Not all of it died. At the western end of the old bazaar the Virupaksha temple never once closed, and it is still a working temple to Shiva, its gate-tower rising nine tiers over the street and its inner rooms loud with bells before the light is up. There is a small marvel inside that most visitors walk straight past: a pinhole in one wall throws the whole tower, upside down, onto the shadowed plaster behind it, an image held in the dark for five centuries. A temple elephant named Lakshmi lives in the first courtyard and is walked down to the Tungabhadra each morning to be bathed, which is reason enough to set an early alarm and be at the river before the heat comes.
The most photographed thing in Hampi is a chariot that cannot move. In the Vittala temple, a couple of kilometres along a path above the river, stands a shrine cut to look like a temple car, its stone wheels once able to turn until the authorities set them fast to save the stone. It is printed on the back of the fifty-rupee note, which means half of India carries a picture of it without ever having stood before it. The hall beside it has slender pillars that ring with musical notes when they are struck, though no one is allowed to strike them now, for the same reason the wheels no longer turn.
The temples are only half of the city. A ride away across the boulders lies the royal quarter, and its architecture is quieter and cleaner, arches and domes borrowed from the Muslim courts to the north. The Lotus Mahal is a pavilion of petal-shaped arches in the women's enclosure, and beside it stands a long row of eleven domed chambers built to stable the royal war elephants. Between the set-pieces the ground is all boulders, and shepherds still move goats through the ruins with a casualness that shrinks the ruined city back to human size faster than any guidebook.

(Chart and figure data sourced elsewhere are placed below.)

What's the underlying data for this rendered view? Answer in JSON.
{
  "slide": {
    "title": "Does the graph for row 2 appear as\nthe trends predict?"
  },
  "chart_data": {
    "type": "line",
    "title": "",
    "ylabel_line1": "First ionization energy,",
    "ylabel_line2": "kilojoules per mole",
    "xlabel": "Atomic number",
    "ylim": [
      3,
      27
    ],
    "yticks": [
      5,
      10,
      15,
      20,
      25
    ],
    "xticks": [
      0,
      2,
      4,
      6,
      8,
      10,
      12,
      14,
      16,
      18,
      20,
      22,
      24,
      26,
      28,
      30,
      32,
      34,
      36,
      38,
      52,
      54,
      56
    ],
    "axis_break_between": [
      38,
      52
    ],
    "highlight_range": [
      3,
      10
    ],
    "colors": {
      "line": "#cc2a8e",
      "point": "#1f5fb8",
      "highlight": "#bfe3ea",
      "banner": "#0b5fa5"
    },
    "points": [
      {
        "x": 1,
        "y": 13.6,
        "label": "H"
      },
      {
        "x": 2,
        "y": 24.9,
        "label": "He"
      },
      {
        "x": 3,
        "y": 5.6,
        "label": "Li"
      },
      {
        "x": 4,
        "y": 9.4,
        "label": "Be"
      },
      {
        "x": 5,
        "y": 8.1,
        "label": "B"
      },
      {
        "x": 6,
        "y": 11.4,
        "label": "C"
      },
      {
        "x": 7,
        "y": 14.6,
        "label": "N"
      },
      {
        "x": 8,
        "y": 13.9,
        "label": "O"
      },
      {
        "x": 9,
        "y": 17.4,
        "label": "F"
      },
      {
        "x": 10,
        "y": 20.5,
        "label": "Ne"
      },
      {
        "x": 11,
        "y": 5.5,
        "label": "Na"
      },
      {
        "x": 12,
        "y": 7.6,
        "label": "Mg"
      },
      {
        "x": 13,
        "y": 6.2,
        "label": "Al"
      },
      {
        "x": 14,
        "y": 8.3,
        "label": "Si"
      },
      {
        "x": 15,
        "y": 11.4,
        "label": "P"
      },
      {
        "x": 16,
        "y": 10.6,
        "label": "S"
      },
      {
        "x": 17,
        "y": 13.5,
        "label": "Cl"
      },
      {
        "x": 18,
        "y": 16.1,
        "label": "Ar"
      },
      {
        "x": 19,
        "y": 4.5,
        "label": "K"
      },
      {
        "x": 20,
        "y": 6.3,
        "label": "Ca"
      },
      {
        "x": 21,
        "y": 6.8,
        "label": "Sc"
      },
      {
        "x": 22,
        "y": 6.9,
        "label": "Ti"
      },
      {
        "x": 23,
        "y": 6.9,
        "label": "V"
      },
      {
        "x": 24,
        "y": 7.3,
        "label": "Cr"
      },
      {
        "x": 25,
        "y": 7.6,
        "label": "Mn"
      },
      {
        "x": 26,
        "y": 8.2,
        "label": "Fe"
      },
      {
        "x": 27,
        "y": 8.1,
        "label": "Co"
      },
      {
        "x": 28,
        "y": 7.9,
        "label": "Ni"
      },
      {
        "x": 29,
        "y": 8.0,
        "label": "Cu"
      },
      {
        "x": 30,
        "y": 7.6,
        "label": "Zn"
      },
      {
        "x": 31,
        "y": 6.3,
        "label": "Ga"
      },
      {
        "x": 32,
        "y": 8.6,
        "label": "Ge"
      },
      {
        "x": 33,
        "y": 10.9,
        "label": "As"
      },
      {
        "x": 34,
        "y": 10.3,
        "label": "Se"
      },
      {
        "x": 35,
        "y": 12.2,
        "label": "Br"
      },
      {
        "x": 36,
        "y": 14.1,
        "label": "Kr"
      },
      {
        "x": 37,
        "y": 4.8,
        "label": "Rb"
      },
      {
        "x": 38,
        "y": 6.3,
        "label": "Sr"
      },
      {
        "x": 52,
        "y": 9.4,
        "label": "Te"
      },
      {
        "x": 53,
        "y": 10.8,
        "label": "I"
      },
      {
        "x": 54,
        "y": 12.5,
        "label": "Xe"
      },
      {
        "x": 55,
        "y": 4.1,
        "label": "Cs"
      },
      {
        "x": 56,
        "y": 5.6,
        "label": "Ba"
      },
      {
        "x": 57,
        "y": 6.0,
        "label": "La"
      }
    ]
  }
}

The Tungabhadra splits Hampi in two, and you cross it in a coracle, a round basket boat the boatman spins for the fun of it halfway over. The far bank was for years a travellers' encampment of paddy-field guesthouses and rooftop cafes, until it emerged that the whole settlement had been built without permission inside the protected zone, and in 2020 the bulldozers came and took most of it down. What is left over there now is quieter and more agricultural: the older village of Anegundi, and the hill that local belief holds to be the birthplace of the monkey god Hanuman, up more than five hundred steps.

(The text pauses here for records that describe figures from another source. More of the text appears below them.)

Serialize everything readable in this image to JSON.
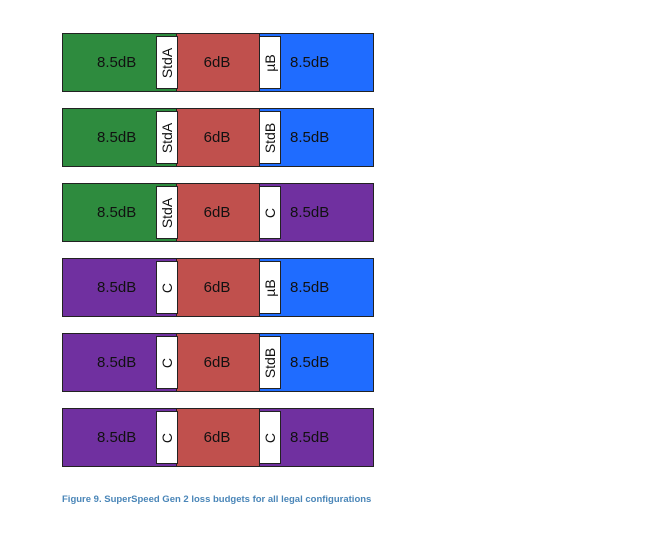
{
  "colors": {
    "host_std_a": "#2e8b3e",
    "device_std_b_ub": "#1f6cff",
    "type_c": "#7030a0",
    "cable": "#c0504d"
  },
  "configurations": [
    {
      "left": {
        "value": "8.5dB",
        "connector": "StdA",
        "color": "#2e8b3e"
      },
      "cable": {
        "value": "6dB"
      },
      "right": {
        "value": "8.5dB",
        "connector": "µB",
        "color": "#1f6cff"
      }
    },
    {
      "left": {
        "value": "8.5dB",
        "connector": "StdA",
        "color": "#2e8b3e"
      },
      "cable": {
        "value": "6dB"
      },
      "right": {
        "value": "8.5dB",
        "connector": "StdB",
        "color": "#1f6cff"
      }
    },
    {
      "left": {
        "value": "8.5dB",
        "connector": "StdA",
        "color": "#2e8b3e"
      },
      "cable": {
        "value": "6dB"
      },
      "right": {
        "value": "8.5dB",
        "connector": "C",
        "color": "#7030a0"
      }
    },
    {
      "left": {
        "value": "8.5dB",
        "connector": "C",
        "color": "#7030a0"
      },
      "cable": {
        "value": "6dB"
      },
      "right": {
        "value": "8.5dB",
        "connector": "µB",
        "color": "#1f6cff"
      }
    },
    {
      "left": {
        "value": "8.5dB",
        "connector": "C",
        "color": "#7030a0"
      },
      "cable": {
        "value": "6dB"
      },
      "right": {
        "value": "8.5dB",
        "connector": "StdB",
        "color": "#1f6cff"
      }
    },
    {
      "left": {
        "value": "8.5dB",
        "connector": "C",
        "color": "#7030a0"
      },
      "cable": {
        "value": "6dB"
      },
      "right": {
        "value": "8.5dB",
        "connector": "C",
        "color": "#7030a0"
      }
    }
  ],
  "caption": "Figure 9. SuperSpeed Gen 2 loss  budgets for all legal configurations"
}
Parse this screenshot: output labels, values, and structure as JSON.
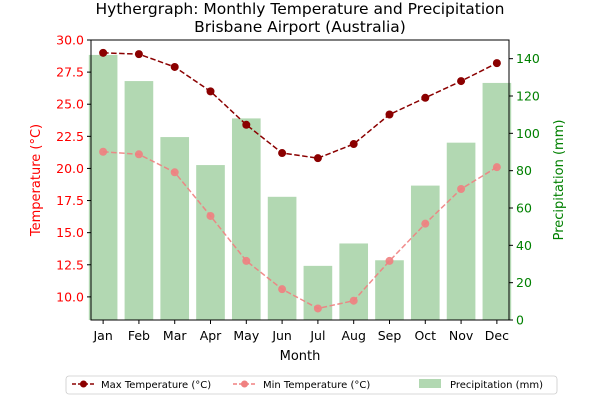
{
  "chart_data": {
    "type": "bar+line",
    "title": "Hythergraph: Monthly Temperature and Precipitation",
    "subtitle": "Brisbane Airport (Australia)",
    "xlabel": "Month",
    "ylabel_left": "Temperature (°C)",
    "ylabel_right": "Precipitation (mm)",
    "categories": [
      "Jan",
      "Feb",
      "Mar",
      "Apr",
      "May",
      "Jun",
      "Jul",
      "Aug",
      "Sep",
      "Oct",
      "Nov",
      "Dec"
    ],
    "ylim_left": [
      8.2,
      30.0
    ],
    "ylim_right": [
      0,
      150
    ],
    "yticks_left": [
      "10.0",
      "12.5",
      "15.0",
      "17.5",
      "20.0",
      "22.5",
      "25.0",
      "27.5",
      "30.0"
    ],
    "yticks_right": [
      "0",
      "20",
      "40",
      "60",
      "80",
      "100",
      "120",
      "140"
    ],
    "series": [
      {
        "name": "Max Temperature (°C)",
        "kind": "line",
        "axis": "left",
        "color": "#8b0000",
        "values": [
          29.0,
          28.9,
          27.9,
          26.0,
          23.4,
          21.2,
          20.8,
          21.9,
          24.2,
          25.5,
          26.8,
          28.2
        ]
      },
      {
        "name": "Min Temperature (°C)",
        "kind": "line",
        "axis": "left",
        "color": "#f08080",
        "values": [
          21.3,
          21.1,
          19.7,
          16.3,
          12.8,
          10.6,
          9.1,
          9.7,
          12.8,
          15.7,
          18.4,
          20.1
        ]
      },
      {
        "name": "Precipitation (mm)",
        "kind": "bar",
        "axis": "right",
        "color": "#b2d8b2",
        "values": [
          142,
          128,
          98,
          83,
          108,
          66,
          29,
          41,
          32,
          72,
          95,
          127
        ]
      }
    ],
    "left_axis_color": "#ff0000",
    "right_axis_color": "#008000",
    "grid": false,
    "legend_position": "bottom-center"
  }
}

A pinhole in the temple wall has thrown the great tower upside down onto the dark for five hundred years.
Everyone climbs a hill here for the light, and the guidebooks send you all to the same one at the same hour. I went up Matanga, the highest of them, before dawn instead, and had the valley to myself as it came out of the dark: the temple towers first, then the river, then the boulders themselves taking the low sun and holding it. Hemakuta, the easier hill just above Virupaksha, does the same in reverse at sundown, and is full by then. Either way the ruins are not staged. They sit in the light, as they have on every clear morning for four hundred years, and let you make of them what you can.
Come between October and February, when the days are warm rather than punishing, and give it three or four days: one for the sacred centre on foot, one for the royal quarter by scooter or auto-rickshaw, and one to cross the river. The nearest railway is at Hosapete, half an hour away, with overnight trains from Bangalore and Goa. Carry cash, because Hampi has no bank machines, and start each day early, because by noon the granite gives back everything the sun has been putting into it.